Google has announced the public beta launch of its Cloud Natural Language API, a new service that provides developers access to Google-powered sentiment analysis, entity recognition, and syntax analysis.
The new Cloud Natural Language API which would be joining Google’s other pre-trained machine-learning APIs like the Cloud Speech API, the Vision API, and the Translate API currently supports texts in English, Spanish and Japanese. Google notes that the idea here is to offer a service “that can meet the scale and performance needs of developers and enterprises in a broad range of industries.”

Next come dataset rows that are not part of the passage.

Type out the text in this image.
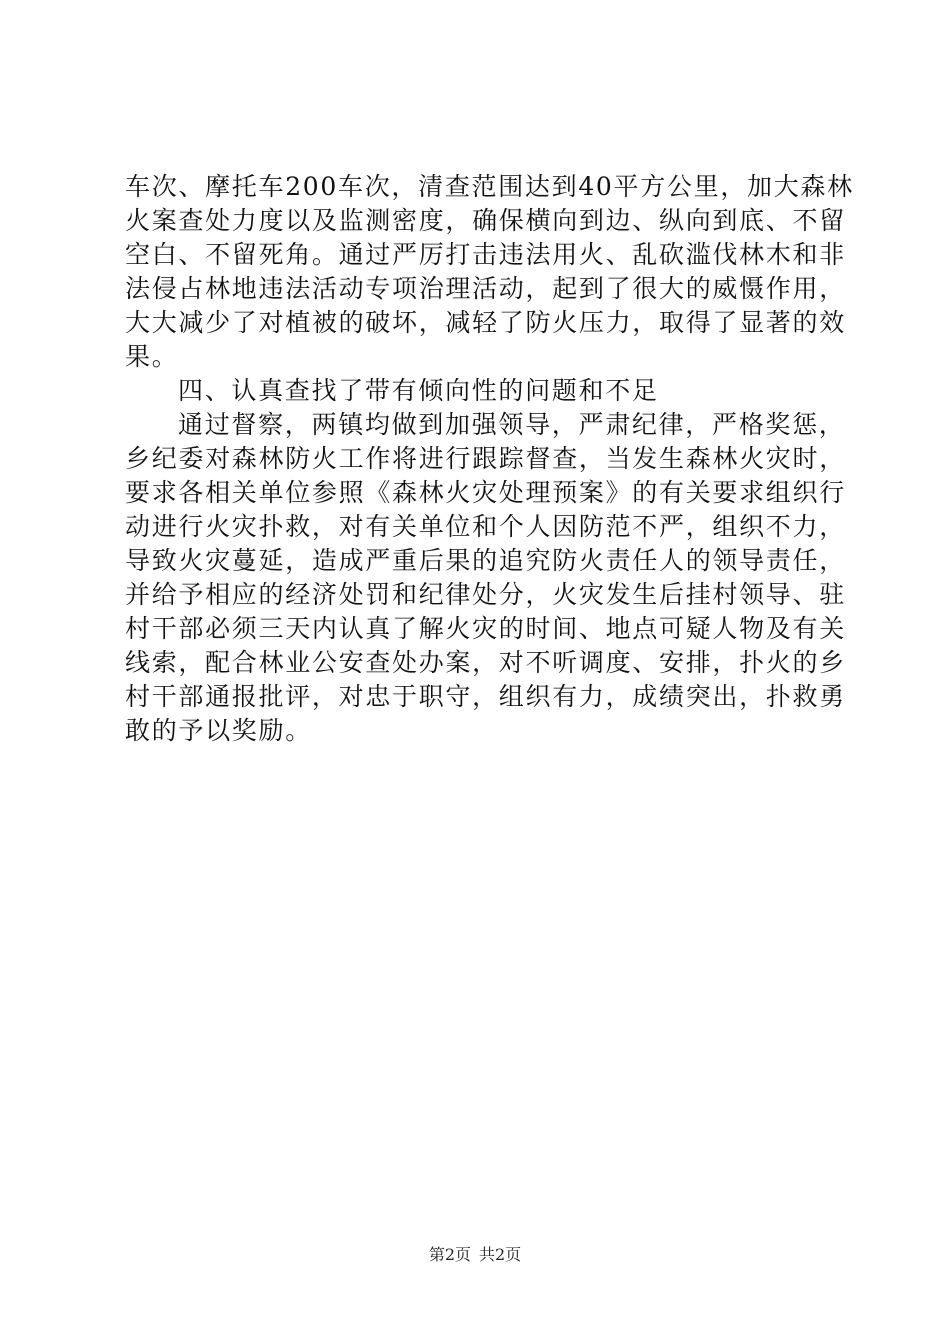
车次、摩托车200车次，清查范围达到40平方公里，加大森林
火案查处力度以及监测密度，确保横向到边、纵向到底、不留
空白、不留死角。通过严厉打击违法用火、乱砍滥伐林木和非
法侵占林地违法活动专项治理活动，起到了很大的威慑作用，
大大减少了对植被的破坏，减轻了防火压力，取得了显著的效
果。
四、认真查找了带有倾向性的问题和不足
通过督察，两镇均做到加强领导，严肃纪律，严格奖惩，
乡纪委对森林防火工作将进行跟踪督查，当发生森林火灾时，
要求各相关单位参照《森林火灾处理预案》的有关要求组织行
动进行火灾扑救，对有关单位和个人因防范不严，组织不力，
导致火灾蔓延，造成严重后果的追究防火责任人的领导责任，
并给予相应的经济处罚和纪律处分，火灾发生后挂村领导、驻
村干部必须三天内认真了解火灾的时间、地点可疑人物及有关
线索，配合林业公安查处办案，对不听调度、安排，扑火的乡
村干部通报批评，对忠于职守，组织有力，成绩突出，扑救勇
敢的予以奖励。
第2页 共2页
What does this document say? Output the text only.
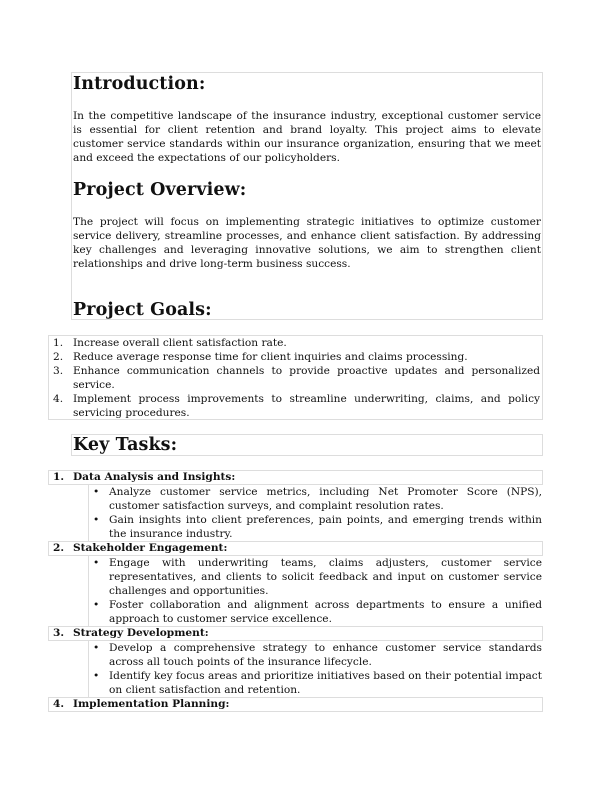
Introduction:

In the competitive landscape of the insurance industry, exceptional customer service is essential for client retention and brand loyalty. This project aims to elevate customer service standards within our insurance organization, ensuring that we meet and exceed the expectations of our policyholders.

Project Overview:

The project will focus on implementing strategic initiatives to optimize customer service delivery, streamline processes, and enhance client satisfaction. By addressing key challenges and leveraging innovative solutions, we aim to strengthen client relationships and drive long-term business success.

Project Goals:
1. Increase overall client satisfaction rate.
2. Reduce average response time for client inquiries and claims processing.
3. Enhance communication channels to provide proactive updates and personalized service.
4. Implement process improvements to streamline underwriting, claims, and policy servicing procedures.
Key Tasks:
1. Data Analysis and Insights:
• Analyze customer service metrics, including Net Promoter Score (NPS), customer satisfaction surveys, and complaint resolution rates.
• Gain insights into client preferences, pain points, and emerging trends within the insurance industry.
2. Stakeholder Engagement:
• Engage with underwriting teams, claims adjusters, customer service representatives, and clients to solicit feedback and input on customer service challenges and opportunities.
• Foster collaboration and alignment across departments to ensure a unified approach to customer service excellence.
3. Strategy Development:
• Develop a comprehensive strategy to enhance customer service standards across all touch points of the insurance lifecycle.
• Identify key focus areas and prioritize initiatives based on their potential impact on client satisfaction and retention.
4. Implementation Planning:
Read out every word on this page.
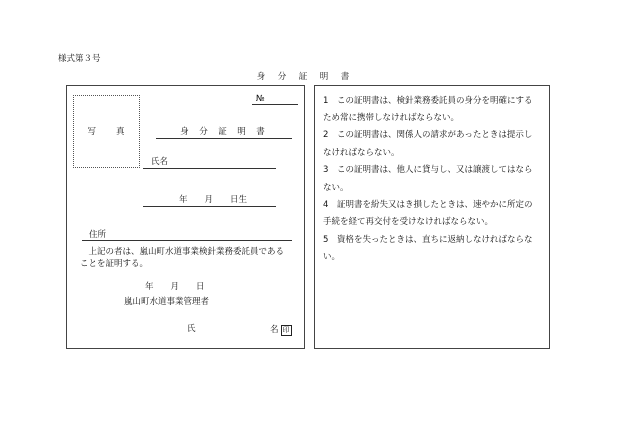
様式第３号
身　分　証　明　書
写　　真
№
身　分　証　明　書
氏名
年　　月　　日生
住所
上記の者は、嵐山町水道事業検針業務委託員であることを証明する。
年　　月　　日
嵐山町水道事業管理者
氏	名 印
1 この証明書は、検針業務委託員の身分を明確にする
ため常に携帯しなければならない。
2 この証明書は、関係人の請求があったときは提示し
なければならない。
3 この証明書は、他人に貸与し、又は譲渡してはなら
ない。
4 証明書を紛失又はき損したときは、速やかに所定の
手続を経て再交付を受けなければならない。
5 資格を失ったときは、直ちに返納しなければならな
い。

Google isn’t the first to offer an API for sentiment analysis and entity recognition. Thomson Reuters Open Calais has been offering support for entity recognition (that is, the ability to automatically identify and label the people, organizations, locations, and events mentioned in the text) for almost ten years now.
Syntax analysis APIs, however, aren’t as widely available yet and it would be interesting to see how developers will use them in their apps, but one can easily envision how this could be used to power chat bots, for example, and help them understand incoming requests.
There is a pricing chart available too.
Google has also launched a new Oregon region for its Google Cloud Platform cloud infrastructure which will be listed under the label us-west1 and will initially offer Google Compute Engine, Google Container Engine, and Google Cloud Storage services.